In an interview with the Washington Free Beacon, Wilson said he believes the settlement was inevitable because he believes the State Department had a bad case.

"I think by the end DOJ realized they don't actually want to argue with this because it's such a stinker from a First Amendment point of view," Wilson told the Free Beacon. "So, I really think they needed to get out from under it and they already had the export control reform so they literally offered me a modification of the ITAR. They literally rewrite the ITAR for Defense Distributed in an anticipation of the change in the rules. Who knows when that happens, like a year from now. I don't know. All this suggests they really needed to run away from it because we took it down to the mat."

Wilson said his company is planning to launch as a new resource for posting and sharing gun designs.

"Basically, because of the settlement, if you submit to me and we post through Defcad by these new rules in the ITAR, that information becomes public domain and so it becomes for all time," Wilson said. "So let's say Oprah gets elected in 2020 or whatever, and decides 'you know what this sucks, I’m not gonna do this anymore,' well, whatever got posted in the meantime on Defcad that's for all time, that's good, that's in the commons and nobody can come back and get that.
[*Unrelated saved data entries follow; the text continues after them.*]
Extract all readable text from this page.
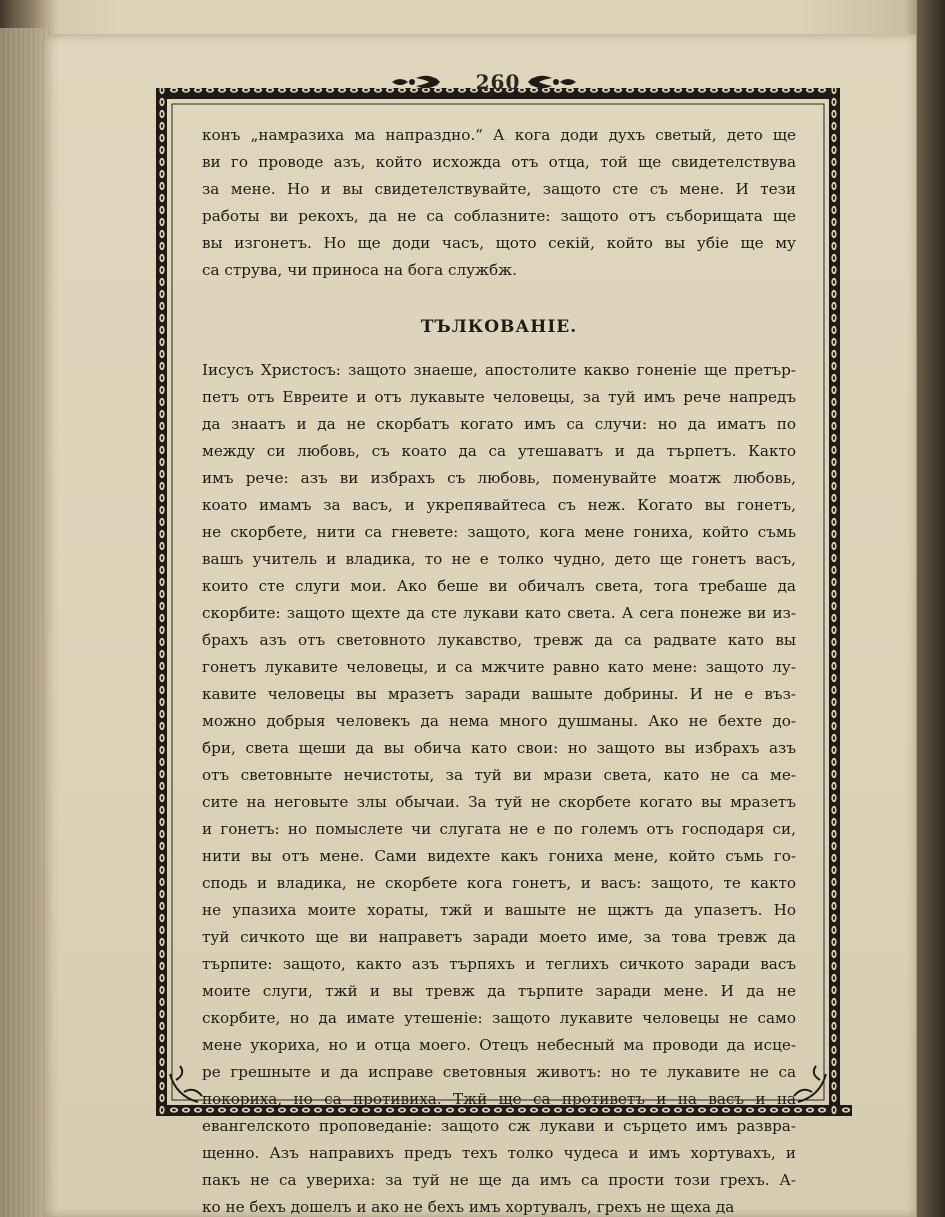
260
конъ „намразиха ма напраздно.“ А кога доди духъ светый, дето ще
ви го проводе азъ, който исхожда отъ отца, той ще свидетелствува
за мене. Но и вы свидетелствувайте, защото сте съ мене. И тези
работы ви рекохъ, да не са соблазните: защото отъ съборищата ще
вы изгонетъ. Но ще доди часъ, щото секій, който вы убіе ще му
са струва, чи приноса на бога службж.
ТЪЛКОВАНІЕ.
Іисусъ Христосъ: защото знаеше, апостолите какво гоненіе ще претър-
петъ отъ Евреите и отъ лукавыте человецы, за туй имъ рече напредъ
да знаатъ и да не скорбатъ когато имъ са случи: но да иматъ по
между си любовь, съ коато да са утешаватъ и да търпетъ. Както
имъ рече: азъ ви избрахъ съ любовь, поменувайте моатж любовь,
коато имамъ за васъ, и укрепявайтеса съ неж. Когато вы гонетъ,
не скорбете, нити са гневете: защото, кога мене гониха, който съмь
вашъ учитель и владика, то не е толко чудно, дето ще гонетъ васъ,
които сте слуги мои. Ако беше ви обичалъ света, тога требаше да
скорбите: защото щехте да сте лукави като света. А сега понеже ви из-
брахъ азъ отъ световното лукавство, тревж да са радвате като вы
гонетъ лукавите человецы, и са мжчите равно като мене: защото лу-
кавите человецы вы мразетъ заради вашыте добрины. И не е въз-
можно добрыя человекъ да нема много душманы. Ако не бехте до-
бри, света щеши да вы обича като свои: но защото вы избрахъ азъ
отъ световныте нечистоты, за туй ви мрази света, като не са ме-
сите на неговыте злы обычаи. За туй не скорбете когато вы мразетъ
и гонетъ: но помыслете чи слугата не е по големъ отъ господаря си,
нити вы отъ мене. Сами видехте какъ гониха мене, който съмь го-
сподь и владика, не скорбете кога гонетъ, и васъ: защото, те както
не упазиха моите хораты, тжй и вашыте не щжтъ да упазетъ. Но
туй сичкото ще ви направетъ заради моето име, за това тревж да
търпите: защото, както азъ търпяхъ и теглихъ сичкото заради васъ
моите слуги, тжй и вы тревж да търпите заради мене. И да не
скорбите, но да имате утешеніе: защото лукавите человецы не само
мене укориха, но и отца моего. Отецъ небесный ма проводи да исце-
ре грешныте и да исправе световныя животъ: но те лукавите не са
покориха, но са противиха. Тжй ще са противетъ и на васъ и на
евангелското проповеданіе: защото сж лукави и сърцето имъ развра-
щенно. Азъ направихъ предъ техъ толко чудеса и имъ хортувахъ, и
пакъ не са увериха: за туй не ще да имъ са прости този грехъ. А-
ко не бехъ дошелъ и ако не бехъ имъ хортувалъ, грехъ не щеха да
And that's a very interesting thing that I don't think people understand yet."

He said that while he first gained notoriety over his innovative work with 3D-printed firearms and the State Department actions were in response to that, the settlement will allow people to share far more than designs intended for 3D-printers.

"People don't get what you mean when you say 3D," Wilson said. "We ain't just talking about 3D printers and liberator pistols. We're talking about all the engineered drawings, cad drawings, everything related to technical data of all the guns we know and care about. And, of course, the new things. The things we haven't seen yet."

Defcad, Wilson hopes, will become a hub for gun designers as well as hobbyists.

"We'll try to build a resource for our culture, our industry," he said. "Maybe it would help new companies form faster and other people collaborate together better. Because there's not really a standardized place right now."

He said the settlement will breathe new life into the online gun-rights community.

"The biggest takeaway is that this really is an opportunity for the Second Amendment to have new life on the Internet," Wilson told the Free Beacon. "It's not really about 3D printing. 3D printing's a good handle, but in essence that venture we had with 3D printing gave us access to a monopoly power to put all the data related to all guns on the Internet. It's a beautiful expansion. I would think it's actually difficult to overstate how important it might be to our movement."

Alan Gottlieb, Second Amendment Foundation founder, said the settlement was as much a win for the First Amendment as the Second.

"Not only is this a First Amendment victory for free speech, it also is a devastating blow to the gun prohibition lobby," he said in a statement. "For years, anti-gunners have contended that modern semiautomatic sport-utility rifles are so-called 'weapons of war,' and with this settlement, the government has acknowledged they are nothing of the sort."

Wilson said he expected the State Department's admission that AR-15s and other semiautomatic-only firearms are not inherently military weapons would be used in future litigation against bans on so-called assault weapons and other firearms.

"You've got the federal government being like literally for purposes of regulating weapons of war—the AR-15 is not a weapon of war," Wilson said. "You can take that to the bank. And I expect people will."

He said that while Brett Kavanaugh's nomination to the Supreme Court may lead to future legal victories for the gun-rights movement, the settlement between his company and the State Department is a reason for gun-rights advocates to be happy right now.